Voix engagées à la Philharmonie : “Moving still - processional crossings” de Marta Gentilucci
Moving still est un opéra original, a cappella, spatialisé, à mi chemin entre un spectacle poétique et un concert vocal invitant le public à se joindre à une procession aux côtés de comédiennes et de chanteurs. Il s’articule en deux parties et commence par une déambulation à l’extérieur de la Philharmonie, ponctuée de stations dans différents endroits. Il se poursuit et s’achève dans le studio de cette dernière, Catherine Simonpietri au centre de la salle, une comédienne à chaque coin et les chanteurs répartis en quatre sextuors vocaux entourant le public.

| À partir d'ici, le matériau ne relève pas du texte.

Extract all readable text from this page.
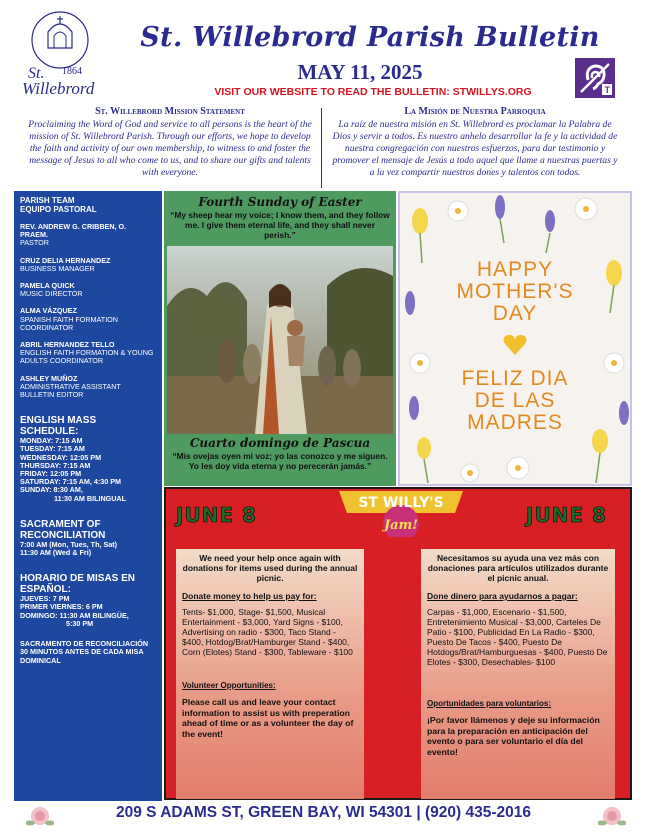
St. 1864
Willebrord
St. Willebrord Parish Bulletin
MAY 11, 2025
VISIT OUR WEBSITE TO READ THE BULLETIN: STWILLYS.ORG	T
St. Willebrord Mission Statement

Proclaiming the Word of God and service to all persons is the heart of the mission of St. Willebrord Parish. Through our efforts, we hope to develop the faith and activity of our own membership, to witness to and foster the message of Jesus to all who come to us, and to share our gifts and talents with everyone.

La Misión de Nuestra Parroquia

La raíz de nuestra misión en St. Willebrord es proclamar la Palabra de Dios y servir a todos. Es nuestro anhelo desarrollar la fe y la actividad de nuestra congregación con nuestros esfuerzos, para dar testimonio y promover el mensaje de Jesús a todo aquel que llame a nuestras puertas y a la vez compartir nuestros dones y talentos con todos.

PARISH TEAM
EQUIPO PASTORAL
REV. ANDREW G. CRIBBEN, O. PRAEM.
PASTOR
CRUZ DELIA HERNANDEZ
BUSINESS MANAGER
PAMELA QUICK
MUSIC DIRECTOR
ALMA VÁZQUEZ
SPANISH FAITH FORMATION COORDINATOR
ABRIL HERNANDEZ TELLO
ENGLISH FAITH FORMATION & YOUNG ADULTS COORDINATOR
ASHLEY MUÑOZ
ADMINISTRATIVE ASSISTANT BULLETIN EDITOR
ENGLISH MASS SCHEDULE:
MONDAY: 7:15 AM
TUESDAY: 7:15 AM
WEDNESDAY: 12:05 PM
THURSDAY: 7:15 AM
FRIDAY: 12:05 PM
SATURDAY: 7:15 AM, 4:30 PM
SUNDAY: 8:30 AM,
11:30 AM BILINGUAL
SACRAMENT OF RECONCILIATION
7:00 AM (Mon, Tues, Th, Sat)
11:30 AM (Wed & Fri)
HORARIO DE MISAS EN ESPAÑOL:
JUEVES: 7 PM
PRIMER VIERNES: 6 PM
DOMINGO: 11:30 AM BILINGÜE,
5:30 PM
SACRAMENTO DE RECONCILIACIÓN
30 MINUTOS ANTES DE CADA MISA DOMINICAL
Fourth Sunday of Easter
“My sheep hear my voice; I know them, and they follow me. I give them eternal life, and they shall never perish.”
Cuarto domingo de Pascua
“Mis ovejas oyen mi voz; yo las conozco y me siguen. Yo les doy vida eterna y no perecerán jamás.”
HAPPY
MOTHER'S
DAY
FELIZ DIA
DE LAS
MADRES
JUNE 8	JUNE 8
ST WILLY'S
Jam!
We need your help once again with donations for items used during the annual picnic.
Donate money to help us pay for:
Tents- $1,000, Stage- $1,500, Musical Entertainment - $3,000, Yard Signs - $100, Advertising on radio - $300, Taco Stand - $400, Hotdog/Brat/Hamburger Stand - $400, Corn (Elotes) Stand - $300, Tableware - $100
Volunteer Opportunities:
Please call us and leave your contact information to assist us with preperation ahead of time or as a volunteer the day of the event!
Necesitamos su ayuda una vez más con donaciones para artículos utilizados durante el picnic anual.
Done dinero para ayudarnos a pagar:
Carpas - $1,000, Escenario - $1,500, Entretenimiento Musical - $3,000, Carteles De Patio - $100, Publicidad En La Radio - $300, Puesto De Tacos - $400, Puesto De Hotdogs/Brat/Hamburguesas - $400, Puesto De Elotes - $300, Desechables- $100
Oportunidades para voluntarios:
¡Por favor llámenos y deje su información para la preparación en anticipación del evento o para ser voluntario el día del evento!
209 S ADAMS ST, GREEN BAY, WI 54301 | (920) 435-2016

La musique de Marta Gentilucci et la mise en scène d’Antonello Pocetti, associant la voix au mouvement, proposent une réflexion sur la migration, sur les déplacements voulus ou obligés de personnes, soutenue par une symbolique foisonnante.
L’auditoire est tout d’abord plongé au centre d’une manifestation dénonçant les violences faites aux femmes au son de « On ne se taira plus » ou encore « On ne tue jamais par amour », « Céder n’est pas consentir » (qui n’est pas sans rappeler le cri des femmes chiliennes « El violador eres tú - le violeur c’est toi », lors des manifestations féministes en 2019). Puis le chœur se range en colonnes évoquant un déplacement militaire qui se transforme en marche funèbre lorsque les chanteurs se recouvrent la tête avec la capuche de leur manteau noir. La procession peut être également défilé de mode et les costumes signés Maria Grazia Chiuri de la maison Christian Dior participent à la scénographie. Les drapés des longues robes évoquent le chœur antique ce qui, ajouté aux déambulations, propose un visuel fort en lien avec les racines de la musique (« les premiers poètes grecs étaient psalmodiés par des récitants itinérants » rappelle le programme). La symbolique est multiple et le lieu même participe de l’histoire. La structure en aluminium de la Philharmonie offre ainsi un jeu de miroir, invitant le public à passer au travers (et aussi à se laisser traverser par les bruits et autres musiques du parc de La Villette) et à se rendre dans le studio pour la seconde partie.
La voix est au cœur du travail de Marta Gentilucci, revêtant celle des quatre poétesses, Elisa Biagini, Irène Gayraud, Shara McCallum et Evie Shockley qui déclament chacune leur poème dans leur langue respective (italien et français et anglais). « Leur travail sur l’oralité est essentiel, tant dans la création du texte que dans sa transmission, permettant un travail musical en profondeur sur le verbe en tant que son et sur son intégration dans le tissu musical. » Les voix de Sequenza 9.3 apparaissent alors telles des “amplificateurs musicaux”, les chanteurs aguerris de l’ensemble reprenant certains vers des poèmes, accentuant certaines syllabes ou encore soutenant les paroles des comédiennes de nappes sonores mouvantes.
Dans le poème Respirare: passo, pelle, polmone (Respiration : pas, peau poumon) de la poétesse italienne, la voix peine à s’extérioriser et les sss allongés et les kkk bégayés traduisent la difficulté de communication (« Les cordes vocales qui vibrent en vain la fatigue de l’air retenu »). C’est sous forme de dialogue (questions-réponses) que les poétesses Shara McCallum et Evie Shockley interrogent le désir de départ qui peut être « Passage » pour la première (« Toute migration est un oiseau qui prend son envol »), la deuxième prenant la voix d’une prêtresse afin de convoquer toutes les divinités de la mer (qui peut parfois être fatale) pour accompagner les migrants dans leur traversée. Les voix murmurent, halètent et s’intensifient dans « Recoller » d’Irène Gayraud qui donne la parole aux femmes victimes de féminicide.
Si les visages restent impassibles, traduisant l’incapacité à exprimer une émotion, toutes et tous œuvrent dans une communion que Catherine Simonpietri orchestre de main (et de bras) de maître. Rien n’est laissé au hasard et sa gestique précise permet une bonne synchronisation des textes et de la musique. Gestique qu’elle doit amplifier afin d’être vue des quatre coins de la salle et qui parfois, dans ses gestes d’appel, peut revêtir une certaine brusquerie.
Le public adhère immédiatement aux propositions multiples de l’œuvre et de sa réalisation, pluralité résidant déjà dans le titre : Moving still - « en mouvement sans bouger » ou « en mouvement, toujours », ou encore. Les voix engagées dénonçant la misère humaine touchent, le silence suivant invite le public à un ultime déplacement vers leur domicile respectif.